Home for Uria was a colonial house near the Plaza del Cristo, the oldest plaza in Havana, where he lived with his mother (a secretary) and his younger sister, who married a police officer and now has a school-age daughter of her own. Uria's parents divorced when he was a child, and afterward he infrequently saw his father, who remarried and had another family.
"Old Havana is a very marginal place," Uria states. "There's a lot of delinquency and a lot of loneliness, too. It has a reputation as a problematic neighborhood -- drugs, guns, prostitution. Living there is an experience that marks you forever, in good ways and largely in bad ways. What I mean is I should have been a delinquent."
Instead he went to the theater. In addition to offering more prurient pleasures, the neighborhood was surrounded by theaters and movie houses that he began to attend by himself when he was nine years old. Books also fascinated him at a young age. In the early years of the revolution, bookstores abounded in downtown Havana, and novels could be had for a few pesos. The budding writer spent hours combing the stacks.
"If you didn't read in Cuba, it was because you didn't want to, not because the books weren't available," Uria says, going on to describe his own book collection -- most of which remains in his mother's house -- of hundreds of volumes by writers such as Cuban patriot Jose Marti, nineteenth-century Cuban author Julian del Casal, persecuted gay Cuban writer Virgilio Pinera, Spaniards Miguel de Unamuno and Federico Garcia Lorca, Dostoyevsky, Tolstoy, Chekhov, Kafka, Alejo Carpentier, Milan Kundera, Mario Vargas Llosa, Julio Cortazar, and Juan Jose Arreola.
But when asked to name his favorite book, Uria immediately mentions The Rubaiyat, a slim volume of epigrammatic quatrains written by Omar Khayyam, the eleventh-century Persian poet and mathematician.

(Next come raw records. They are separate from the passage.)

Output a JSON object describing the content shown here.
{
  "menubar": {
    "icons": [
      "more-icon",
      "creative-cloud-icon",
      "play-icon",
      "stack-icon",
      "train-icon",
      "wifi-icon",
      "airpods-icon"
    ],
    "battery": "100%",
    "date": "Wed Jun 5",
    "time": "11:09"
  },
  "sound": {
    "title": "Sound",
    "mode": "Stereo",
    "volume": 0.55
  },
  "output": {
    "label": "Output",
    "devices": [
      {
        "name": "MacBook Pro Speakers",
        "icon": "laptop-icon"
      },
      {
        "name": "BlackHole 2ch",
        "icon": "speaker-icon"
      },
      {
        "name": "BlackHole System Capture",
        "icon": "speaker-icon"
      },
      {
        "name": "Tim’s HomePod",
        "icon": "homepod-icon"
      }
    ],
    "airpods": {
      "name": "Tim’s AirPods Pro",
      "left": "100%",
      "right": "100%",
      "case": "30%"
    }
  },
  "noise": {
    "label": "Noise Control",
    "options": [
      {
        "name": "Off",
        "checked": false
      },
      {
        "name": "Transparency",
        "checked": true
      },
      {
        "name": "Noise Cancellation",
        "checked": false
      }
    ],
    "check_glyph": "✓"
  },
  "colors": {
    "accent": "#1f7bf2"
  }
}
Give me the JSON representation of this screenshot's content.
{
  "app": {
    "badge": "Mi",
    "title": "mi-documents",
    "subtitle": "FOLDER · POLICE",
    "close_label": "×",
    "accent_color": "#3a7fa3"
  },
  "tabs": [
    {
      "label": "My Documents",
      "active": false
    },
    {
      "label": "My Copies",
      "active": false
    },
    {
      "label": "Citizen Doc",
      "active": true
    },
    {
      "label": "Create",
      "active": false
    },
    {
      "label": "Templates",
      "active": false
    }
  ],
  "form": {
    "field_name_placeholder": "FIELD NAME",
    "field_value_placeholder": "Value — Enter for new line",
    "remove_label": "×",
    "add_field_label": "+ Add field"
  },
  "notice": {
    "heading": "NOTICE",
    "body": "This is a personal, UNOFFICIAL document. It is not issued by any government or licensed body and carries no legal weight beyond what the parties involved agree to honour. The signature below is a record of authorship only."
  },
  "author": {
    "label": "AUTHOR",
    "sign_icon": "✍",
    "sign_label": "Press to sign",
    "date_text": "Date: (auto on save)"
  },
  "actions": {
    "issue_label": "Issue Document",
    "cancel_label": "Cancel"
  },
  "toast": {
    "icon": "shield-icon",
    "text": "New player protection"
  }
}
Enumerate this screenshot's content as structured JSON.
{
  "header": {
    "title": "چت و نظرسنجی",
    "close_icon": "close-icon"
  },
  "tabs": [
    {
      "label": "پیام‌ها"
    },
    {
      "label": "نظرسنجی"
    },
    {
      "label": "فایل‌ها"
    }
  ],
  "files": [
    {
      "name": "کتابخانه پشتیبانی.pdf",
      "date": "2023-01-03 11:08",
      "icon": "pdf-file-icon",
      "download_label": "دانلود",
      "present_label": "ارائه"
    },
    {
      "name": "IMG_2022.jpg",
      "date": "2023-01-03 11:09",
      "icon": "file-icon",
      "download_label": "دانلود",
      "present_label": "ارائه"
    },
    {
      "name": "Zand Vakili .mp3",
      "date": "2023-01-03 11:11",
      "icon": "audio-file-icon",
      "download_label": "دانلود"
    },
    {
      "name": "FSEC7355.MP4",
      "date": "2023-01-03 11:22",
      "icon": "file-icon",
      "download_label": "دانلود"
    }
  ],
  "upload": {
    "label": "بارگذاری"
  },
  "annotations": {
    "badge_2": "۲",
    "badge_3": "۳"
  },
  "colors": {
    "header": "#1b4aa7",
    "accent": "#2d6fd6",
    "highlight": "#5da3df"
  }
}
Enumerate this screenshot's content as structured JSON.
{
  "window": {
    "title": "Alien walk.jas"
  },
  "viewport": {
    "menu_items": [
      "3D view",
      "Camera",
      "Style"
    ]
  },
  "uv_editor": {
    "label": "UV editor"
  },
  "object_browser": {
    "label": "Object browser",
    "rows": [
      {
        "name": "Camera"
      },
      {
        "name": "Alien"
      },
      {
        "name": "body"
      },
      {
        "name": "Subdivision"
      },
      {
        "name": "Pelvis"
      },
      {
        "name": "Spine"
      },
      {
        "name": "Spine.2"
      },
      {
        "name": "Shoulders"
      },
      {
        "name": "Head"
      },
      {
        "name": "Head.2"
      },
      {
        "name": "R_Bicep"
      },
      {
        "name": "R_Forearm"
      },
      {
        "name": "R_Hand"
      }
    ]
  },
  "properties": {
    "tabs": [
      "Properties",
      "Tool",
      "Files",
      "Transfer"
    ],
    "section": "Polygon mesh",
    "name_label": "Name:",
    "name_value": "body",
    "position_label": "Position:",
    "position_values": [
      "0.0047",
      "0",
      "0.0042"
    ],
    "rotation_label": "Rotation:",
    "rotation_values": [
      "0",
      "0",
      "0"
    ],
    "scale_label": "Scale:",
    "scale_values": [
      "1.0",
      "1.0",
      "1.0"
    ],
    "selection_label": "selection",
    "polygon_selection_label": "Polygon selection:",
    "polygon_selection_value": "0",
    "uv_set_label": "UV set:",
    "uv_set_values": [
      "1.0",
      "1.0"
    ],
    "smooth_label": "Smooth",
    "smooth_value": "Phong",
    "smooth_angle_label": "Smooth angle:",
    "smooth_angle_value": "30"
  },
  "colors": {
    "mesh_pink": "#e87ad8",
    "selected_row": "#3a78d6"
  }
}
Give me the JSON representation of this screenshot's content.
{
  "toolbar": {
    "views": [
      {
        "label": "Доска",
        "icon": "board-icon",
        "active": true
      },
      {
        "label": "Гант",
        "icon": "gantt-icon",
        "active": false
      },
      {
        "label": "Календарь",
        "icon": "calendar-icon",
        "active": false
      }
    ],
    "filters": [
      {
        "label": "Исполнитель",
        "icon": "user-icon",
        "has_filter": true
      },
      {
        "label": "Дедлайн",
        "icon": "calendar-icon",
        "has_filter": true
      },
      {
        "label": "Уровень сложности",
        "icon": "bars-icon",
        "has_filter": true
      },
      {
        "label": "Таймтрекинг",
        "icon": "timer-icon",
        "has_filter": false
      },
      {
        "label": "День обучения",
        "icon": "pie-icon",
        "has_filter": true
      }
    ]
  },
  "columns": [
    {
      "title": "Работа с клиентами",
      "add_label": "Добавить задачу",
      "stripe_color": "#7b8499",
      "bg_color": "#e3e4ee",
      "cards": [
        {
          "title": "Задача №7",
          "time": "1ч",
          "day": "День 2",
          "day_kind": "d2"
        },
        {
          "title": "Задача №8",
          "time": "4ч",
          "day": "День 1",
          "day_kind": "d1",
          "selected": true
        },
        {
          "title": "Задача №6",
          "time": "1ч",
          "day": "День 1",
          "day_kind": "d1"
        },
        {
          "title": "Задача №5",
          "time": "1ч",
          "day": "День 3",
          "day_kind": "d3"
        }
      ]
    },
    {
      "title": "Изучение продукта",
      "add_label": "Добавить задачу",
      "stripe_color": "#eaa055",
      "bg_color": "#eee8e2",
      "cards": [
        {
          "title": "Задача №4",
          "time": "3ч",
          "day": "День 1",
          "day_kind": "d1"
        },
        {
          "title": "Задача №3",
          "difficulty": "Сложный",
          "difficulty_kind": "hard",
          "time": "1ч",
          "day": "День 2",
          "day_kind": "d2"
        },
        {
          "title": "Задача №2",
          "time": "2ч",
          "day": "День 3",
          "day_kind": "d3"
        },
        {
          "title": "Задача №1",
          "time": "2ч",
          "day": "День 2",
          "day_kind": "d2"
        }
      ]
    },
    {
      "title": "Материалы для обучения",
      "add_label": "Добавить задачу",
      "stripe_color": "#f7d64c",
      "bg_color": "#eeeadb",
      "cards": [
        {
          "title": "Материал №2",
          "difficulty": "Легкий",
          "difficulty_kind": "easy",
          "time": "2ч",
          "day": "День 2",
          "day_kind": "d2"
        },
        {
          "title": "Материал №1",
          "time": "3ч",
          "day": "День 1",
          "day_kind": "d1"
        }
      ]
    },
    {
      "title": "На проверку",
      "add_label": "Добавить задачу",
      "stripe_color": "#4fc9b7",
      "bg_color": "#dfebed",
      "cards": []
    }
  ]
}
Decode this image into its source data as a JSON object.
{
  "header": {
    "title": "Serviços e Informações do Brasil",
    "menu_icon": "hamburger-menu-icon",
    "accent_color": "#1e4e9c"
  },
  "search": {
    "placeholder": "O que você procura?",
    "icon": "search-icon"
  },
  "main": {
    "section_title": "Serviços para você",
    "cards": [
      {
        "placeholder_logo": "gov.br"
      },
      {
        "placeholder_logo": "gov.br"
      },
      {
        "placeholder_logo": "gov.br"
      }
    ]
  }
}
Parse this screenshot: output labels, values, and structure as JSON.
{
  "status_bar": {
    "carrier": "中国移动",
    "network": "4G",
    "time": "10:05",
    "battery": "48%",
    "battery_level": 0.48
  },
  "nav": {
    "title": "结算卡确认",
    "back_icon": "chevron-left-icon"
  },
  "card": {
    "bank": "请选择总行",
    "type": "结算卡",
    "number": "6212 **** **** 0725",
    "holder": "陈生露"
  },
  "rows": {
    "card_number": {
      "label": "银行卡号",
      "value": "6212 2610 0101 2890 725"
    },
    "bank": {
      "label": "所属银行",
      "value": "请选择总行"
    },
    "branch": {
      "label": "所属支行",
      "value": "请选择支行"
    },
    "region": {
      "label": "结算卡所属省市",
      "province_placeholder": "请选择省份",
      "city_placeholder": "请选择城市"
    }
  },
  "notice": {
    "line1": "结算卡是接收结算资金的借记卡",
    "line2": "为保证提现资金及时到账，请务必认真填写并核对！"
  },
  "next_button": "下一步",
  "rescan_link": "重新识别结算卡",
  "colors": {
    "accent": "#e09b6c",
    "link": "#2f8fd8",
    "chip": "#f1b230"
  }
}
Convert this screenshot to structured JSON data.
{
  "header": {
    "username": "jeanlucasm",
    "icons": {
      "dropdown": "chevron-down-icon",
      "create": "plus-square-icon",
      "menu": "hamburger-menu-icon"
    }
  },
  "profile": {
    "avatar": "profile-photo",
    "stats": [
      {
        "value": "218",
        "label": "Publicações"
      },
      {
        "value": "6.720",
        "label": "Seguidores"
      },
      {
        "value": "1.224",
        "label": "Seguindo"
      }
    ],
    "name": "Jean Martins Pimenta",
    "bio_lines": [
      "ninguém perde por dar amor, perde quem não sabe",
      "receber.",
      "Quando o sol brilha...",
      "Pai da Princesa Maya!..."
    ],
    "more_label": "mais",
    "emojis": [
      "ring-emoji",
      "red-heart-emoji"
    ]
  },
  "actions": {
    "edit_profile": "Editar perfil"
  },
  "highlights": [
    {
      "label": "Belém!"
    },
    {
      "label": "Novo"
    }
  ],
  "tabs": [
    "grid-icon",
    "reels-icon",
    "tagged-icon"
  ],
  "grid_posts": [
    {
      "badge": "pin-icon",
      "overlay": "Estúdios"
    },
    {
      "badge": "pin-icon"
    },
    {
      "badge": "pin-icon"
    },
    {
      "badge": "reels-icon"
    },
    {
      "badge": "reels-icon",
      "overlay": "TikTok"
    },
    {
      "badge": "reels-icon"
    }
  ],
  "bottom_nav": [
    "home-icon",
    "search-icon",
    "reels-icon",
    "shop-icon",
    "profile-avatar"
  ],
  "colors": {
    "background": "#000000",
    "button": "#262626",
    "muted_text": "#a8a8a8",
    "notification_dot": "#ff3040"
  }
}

It may seem like a strange choice, but there are definite echoes of the symbolic characters and minimalist structure of Khayyam's philosophical parables in Uria's contemporary tales.
"My preoccupation has been a curiosity to discover what's behind people, my neighbors, especially those who are considered marginal," Uria explains. "In a certain way I've also felt like an outcast for philosophical or metaphysical reasons -- in my family, a preference for art and literature was always something a little weird. So you start to feel like an outcast, if you like to read and all that."
Uria found his niche when he entered the University of Havana in 1977. He studied literature and began composing short stories, always writing longhand in pencil, then marking his revisions in ink. He won several prizes in poetry and fiction before receiving the 13 de Marzo award, in the process becoming one of a handful of young authors recognized as leaders in new Cuban fiction.
The mid-Eighties marked a turning point in all of the arts on the island. In fiction changes were brought about by young writers who broke away from the literary precepts previously established under the Castro regime. While the officially sanctioned writers in the Seventies used fiction to create positive role models and put forth the lofty goals of the revolution, this younger generation turned to their grittier everyday reality for inspiration.